8. Il ressort des pièces du dossier soumis aux juges du fond, qui ne comportent ni preuve de la notification par les requérants de leur recours à l’auteur de la décision et au titulaire de l’autorisation, ni invitation que le tribunal administratif de Toulouse leur aurait adressée de produire celle-ci, que le tribunal ne s’est pas assuré du respect de la formalité prévue à l’article R. 600-1 du code de l’urbanisme. Dès lors, ce tribunal a statué irrégulièrement. Il y a lieu, pour ce motif, dont les parties ont été informées qu’il était susceptible d’être relevé d’office, d’annuler le jugement attaqué.

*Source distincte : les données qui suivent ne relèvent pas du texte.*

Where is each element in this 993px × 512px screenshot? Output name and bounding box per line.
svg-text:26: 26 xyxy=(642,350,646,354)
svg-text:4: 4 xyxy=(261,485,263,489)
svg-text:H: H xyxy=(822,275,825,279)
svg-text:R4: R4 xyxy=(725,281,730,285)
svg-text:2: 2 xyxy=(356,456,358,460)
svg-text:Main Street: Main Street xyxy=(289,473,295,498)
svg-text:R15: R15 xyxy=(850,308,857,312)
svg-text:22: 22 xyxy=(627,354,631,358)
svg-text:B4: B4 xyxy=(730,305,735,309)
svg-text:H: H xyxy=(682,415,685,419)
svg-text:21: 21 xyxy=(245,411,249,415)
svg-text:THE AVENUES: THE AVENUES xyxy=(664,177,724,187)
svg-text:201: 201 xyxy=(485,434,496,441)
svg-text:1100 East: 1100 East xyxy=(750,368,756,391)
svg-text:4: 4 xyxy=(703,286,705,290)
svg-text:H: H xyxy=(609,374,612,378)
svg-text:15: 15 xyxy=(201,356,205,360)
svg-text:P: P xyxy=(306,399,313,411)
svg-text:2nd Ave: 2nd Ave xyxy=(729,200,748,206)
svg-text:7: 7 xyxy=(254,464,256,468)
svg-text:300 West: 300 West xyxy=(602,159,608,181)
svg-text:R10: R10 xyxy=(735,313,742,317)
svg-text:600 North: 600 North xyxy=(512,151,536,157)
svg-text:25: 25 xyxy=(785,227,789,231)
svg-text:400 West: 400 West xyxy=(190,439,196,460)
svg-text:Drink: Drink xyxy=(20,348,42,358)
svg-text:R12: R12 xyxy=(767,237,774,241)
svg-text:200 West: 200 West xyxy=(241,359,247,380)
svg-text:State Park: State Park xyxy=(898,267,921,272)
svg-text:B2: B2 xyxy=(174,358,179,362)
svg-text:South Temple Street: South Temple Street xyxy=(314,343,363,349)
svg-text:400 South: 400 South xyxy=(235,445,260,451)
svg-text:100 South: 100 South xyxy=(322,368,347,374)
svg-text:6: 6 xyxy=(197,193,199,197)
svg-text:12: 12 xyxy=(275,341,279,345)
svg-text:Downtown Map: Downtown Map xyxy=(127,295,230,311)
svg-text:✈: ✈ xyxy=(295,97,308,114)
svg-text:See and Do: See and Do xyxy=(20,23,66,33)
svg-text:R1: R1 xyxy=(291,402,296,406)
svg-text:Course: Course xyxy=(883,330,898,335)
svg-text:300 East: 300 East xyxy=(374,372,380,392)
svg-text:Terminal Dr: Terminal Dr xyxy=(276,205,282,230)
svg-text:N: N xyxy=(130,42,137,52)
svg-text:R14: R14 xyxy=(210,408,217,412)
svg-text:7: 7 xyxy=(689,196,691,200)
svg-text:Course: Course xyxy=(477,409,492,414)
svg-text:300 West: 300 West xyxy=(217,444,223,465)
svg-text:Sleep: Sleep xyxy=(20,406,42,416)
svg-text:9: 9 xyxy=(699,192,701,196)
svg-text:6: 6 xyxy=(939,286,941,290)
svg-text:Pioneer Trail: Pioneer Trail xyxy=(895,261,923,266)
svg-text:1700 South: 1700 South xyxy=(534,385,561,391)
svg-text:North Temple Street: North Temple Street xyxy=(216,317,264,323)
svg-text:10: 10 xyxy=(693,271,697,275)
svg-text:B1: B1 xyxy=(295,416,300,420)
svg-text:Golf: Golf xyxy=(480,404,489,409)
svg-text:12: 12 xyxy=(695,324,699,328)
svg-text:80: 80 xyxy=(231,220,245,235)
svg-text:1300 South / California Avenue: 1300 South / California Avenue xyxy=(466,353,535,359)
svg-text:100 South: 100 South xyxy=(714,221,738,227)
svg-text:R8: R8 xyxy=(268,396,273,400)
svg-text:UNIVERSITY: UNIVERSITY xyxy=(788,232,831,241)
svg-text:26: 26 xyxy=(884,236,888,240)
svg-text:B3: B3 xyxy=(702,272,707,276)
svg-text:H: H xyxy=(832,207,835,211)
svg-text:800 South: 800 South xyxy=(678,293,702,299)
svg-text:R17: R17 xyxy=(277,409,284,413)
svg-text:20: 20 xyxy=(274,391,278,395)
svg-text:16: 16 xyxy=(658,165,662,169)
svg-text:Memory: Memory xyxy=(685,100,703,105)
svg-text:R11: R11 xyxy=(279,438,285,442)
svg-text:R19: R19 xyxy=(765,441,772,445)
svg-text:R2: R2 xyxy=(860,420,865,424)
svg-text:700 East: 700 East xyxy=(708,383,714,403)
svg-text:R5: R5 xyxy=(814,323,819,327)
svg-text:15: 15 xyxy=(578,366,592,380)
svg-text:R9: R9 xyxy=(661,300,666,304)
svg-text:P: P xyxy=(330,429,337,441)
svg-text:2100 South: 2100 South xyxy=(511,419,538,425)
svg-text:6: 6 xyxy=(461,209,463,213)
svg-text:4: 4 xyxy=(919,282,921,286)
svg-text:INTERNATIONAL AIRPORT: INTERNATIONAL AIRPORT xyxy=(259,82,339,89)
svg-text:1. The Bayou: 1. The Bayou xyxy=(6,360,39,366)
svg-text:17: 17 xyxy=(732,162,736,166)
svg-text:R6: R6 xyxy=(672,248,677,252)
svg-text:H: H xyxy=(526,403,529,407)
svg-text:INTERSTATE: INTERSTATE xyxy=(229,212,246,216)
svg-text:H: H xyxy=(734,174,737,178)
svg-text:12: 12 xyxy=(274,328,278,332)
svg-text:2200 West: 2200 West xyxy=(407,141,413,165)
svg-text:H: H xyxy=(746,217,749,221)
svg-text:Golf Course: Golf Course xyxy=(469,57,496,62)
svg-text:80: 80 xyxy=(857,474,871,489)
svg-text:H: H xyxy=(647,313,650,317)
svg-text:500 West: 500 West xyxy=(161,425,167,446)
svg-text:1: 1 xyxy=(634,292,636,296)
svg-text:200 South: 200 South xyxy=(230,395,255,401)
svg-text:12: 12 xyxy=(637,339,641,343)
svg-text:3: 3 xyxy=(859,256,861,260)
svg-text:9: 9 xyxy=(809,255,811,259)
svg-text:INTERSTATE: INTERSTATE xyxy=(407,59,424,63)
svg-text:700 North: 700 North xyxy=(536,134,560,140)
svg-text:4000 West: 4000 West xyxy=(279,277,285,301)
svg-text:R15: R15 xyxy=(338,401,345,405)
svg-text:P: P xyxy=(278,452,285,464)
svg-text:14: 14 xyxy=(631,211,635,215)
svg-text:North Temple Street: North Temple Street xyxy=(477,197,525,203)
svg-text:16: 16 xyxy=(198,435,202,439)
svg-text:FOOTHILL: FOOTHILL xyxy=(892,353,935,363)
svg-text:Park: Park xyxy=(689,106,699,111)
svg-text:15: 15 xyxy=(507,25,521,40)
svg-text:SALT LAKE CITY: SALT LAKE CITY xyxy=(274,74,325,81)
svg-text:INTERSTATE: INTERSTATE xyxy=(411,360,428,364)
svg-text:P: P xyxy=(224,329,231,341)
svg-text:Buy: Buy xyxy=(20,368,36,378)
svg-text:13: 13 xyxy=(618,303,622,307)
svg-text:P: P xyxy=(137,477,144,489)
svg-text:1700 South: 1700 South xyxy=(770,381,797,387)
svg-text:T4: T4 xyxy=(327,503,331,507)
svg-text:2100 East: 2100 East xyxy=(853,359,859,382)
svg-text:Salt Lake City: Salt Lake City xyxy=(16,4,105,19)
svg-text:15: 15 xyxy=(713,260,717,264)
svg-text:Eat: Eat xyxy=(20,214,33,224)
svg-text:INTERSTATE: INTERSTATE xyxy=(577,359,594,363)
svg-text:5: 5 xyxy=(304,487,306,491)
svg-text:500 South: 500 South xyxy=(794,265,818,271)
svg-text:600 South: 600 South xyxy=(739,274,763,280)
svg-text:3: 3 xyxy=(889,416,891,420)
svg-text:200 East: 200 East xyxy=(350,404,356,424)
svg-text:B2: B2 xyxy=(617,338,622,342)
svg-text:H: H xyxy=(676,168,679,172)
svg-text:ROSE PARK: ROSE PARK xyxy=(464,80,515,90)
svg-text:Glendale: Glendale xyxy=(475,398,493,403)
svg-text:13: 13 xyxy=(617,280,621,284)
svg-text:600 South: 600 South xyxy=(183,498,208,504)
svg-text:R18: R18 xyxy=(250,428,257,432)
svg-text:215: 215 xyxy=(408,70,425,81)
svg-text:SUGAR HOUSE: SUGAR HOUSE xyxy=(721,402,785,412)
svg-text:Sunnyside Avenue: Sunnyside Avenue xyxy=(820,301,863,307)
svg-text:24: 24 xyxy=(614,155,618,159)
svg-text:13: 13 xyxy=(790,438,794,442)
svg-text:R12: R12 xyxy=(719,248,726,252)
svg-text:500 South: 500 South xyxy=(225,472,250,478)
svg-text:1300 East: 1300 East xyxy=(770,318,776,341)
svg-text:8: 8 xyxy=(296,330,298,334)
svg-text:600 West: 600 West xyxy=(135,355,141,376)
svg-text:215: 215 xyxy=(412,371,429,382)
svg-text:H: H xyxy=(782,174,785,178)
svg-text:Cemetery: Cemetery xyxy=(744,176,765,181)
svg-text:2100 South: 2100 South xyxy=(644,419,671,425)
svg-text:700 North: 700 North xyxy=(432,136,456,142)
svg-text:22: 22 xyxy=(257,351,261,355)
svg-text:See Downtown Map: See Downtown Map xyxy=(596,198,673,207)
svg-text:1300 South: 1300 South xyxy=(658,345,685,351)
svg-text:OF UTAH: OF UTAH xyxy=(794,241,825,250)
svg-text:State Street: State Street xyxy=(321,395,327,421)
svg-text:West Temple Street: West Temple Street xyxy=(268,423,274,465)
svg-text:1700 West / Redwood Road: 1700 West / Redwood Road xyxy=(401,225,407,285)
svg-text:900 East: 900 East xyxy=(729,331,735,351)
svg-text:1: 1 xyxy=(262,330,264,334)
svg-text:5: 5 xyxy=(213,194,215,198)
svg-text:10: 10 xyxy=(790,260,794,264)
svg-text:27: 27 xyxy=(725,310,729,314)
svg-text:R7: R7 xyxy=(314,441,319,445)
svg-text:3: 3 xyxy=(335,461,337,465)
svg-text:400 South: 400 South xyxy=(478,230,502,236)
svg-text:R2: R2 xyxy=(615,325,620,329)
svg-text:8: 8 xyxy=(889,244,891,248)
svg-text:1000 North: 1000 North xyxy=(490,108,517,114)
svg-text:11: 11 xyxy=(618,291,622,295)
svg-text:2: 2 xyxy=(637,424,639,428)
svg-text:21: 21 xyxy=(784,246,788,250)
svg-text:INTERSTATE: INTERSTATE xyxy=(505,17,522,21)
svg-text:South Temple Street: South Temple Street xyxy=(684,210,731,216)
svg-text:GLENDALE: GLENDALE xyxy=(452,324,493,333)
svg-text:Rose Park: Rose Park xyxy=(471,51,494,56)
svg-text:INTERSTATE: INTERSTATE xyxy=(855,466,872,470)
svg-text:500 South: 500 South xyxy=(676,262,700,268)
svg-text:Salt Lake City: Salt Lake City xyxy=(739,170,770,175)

9. Il y a lieu, dans les circonstances de l’espèce, de régler l’affaire au fond en application des dispositions de l’article L. 821-2 du code de justice administrative.

10. Il ne ressort pas des pièces produites devant le Conseil d’Etat que M. D. et autres, qui ont accusé réception du mémoire de la société Sogeprom Sud Réalisation soulevant, en cas de règlement de l’affaire au fond, une fin de non-recevoir tirée du défaut d’accomplissement des formalités exigées par l’article R. 600-1 du code de l’urbanisme devant le tribunal administratif de Toulouse, auraient accompli ces formalités en notifiant leur recours à l’auteur et au titulaire des permis de construire attaqués. Dès lors, le recours présenté devant le tribunal administratif de Toulouse ne peut qu’être rejeté comme irrecevable.

Sur les conclusions tendant à l’application des dispositions de l’article L. 761-1 du code de justice administrative :

11. Ces dispositions font obstacle à ce que la commune de Toulouse, qui n’est pas la partie perdante, verse à M. D. et autres la somme qu’ils demandent au titre des frais exposés et non compris dans les dépens.

12. Il y a lieu de mettre à la charge de M. D. et autres, sur le fondement des mêmes dispositions, les sommes de 1 500 € à verser à la société Sogeprom Sud Réalisation et 1 500 € à verser à la commune de Toulouse.

Décide :

Article 1er : Le jugement du tribunal administratif de Toulouse du 5 mars 2021 est annulé.

Article 2 : La demande de M. D. et autres devant le tribunal administratif de Toulouse est rejetée.

Article 3 : Le surplus des conclusions du pourvoi de M. D. et autres est rejeté.

Article 4 : M. D. et autres verseront solidairement les sommes de 1 500 € à la société Sogeprom Sud Réalisation et 1 500 € à la commune de Toulouse au titre de l’article L. 761-1 du code de justice administrative.

Article 5 : La présente décision sera notifiée à M. G. D., premier dénommé, pour l’ensemble des requérants, à la société Sogeprom Sud Réalisation et à la commune de Toulouse.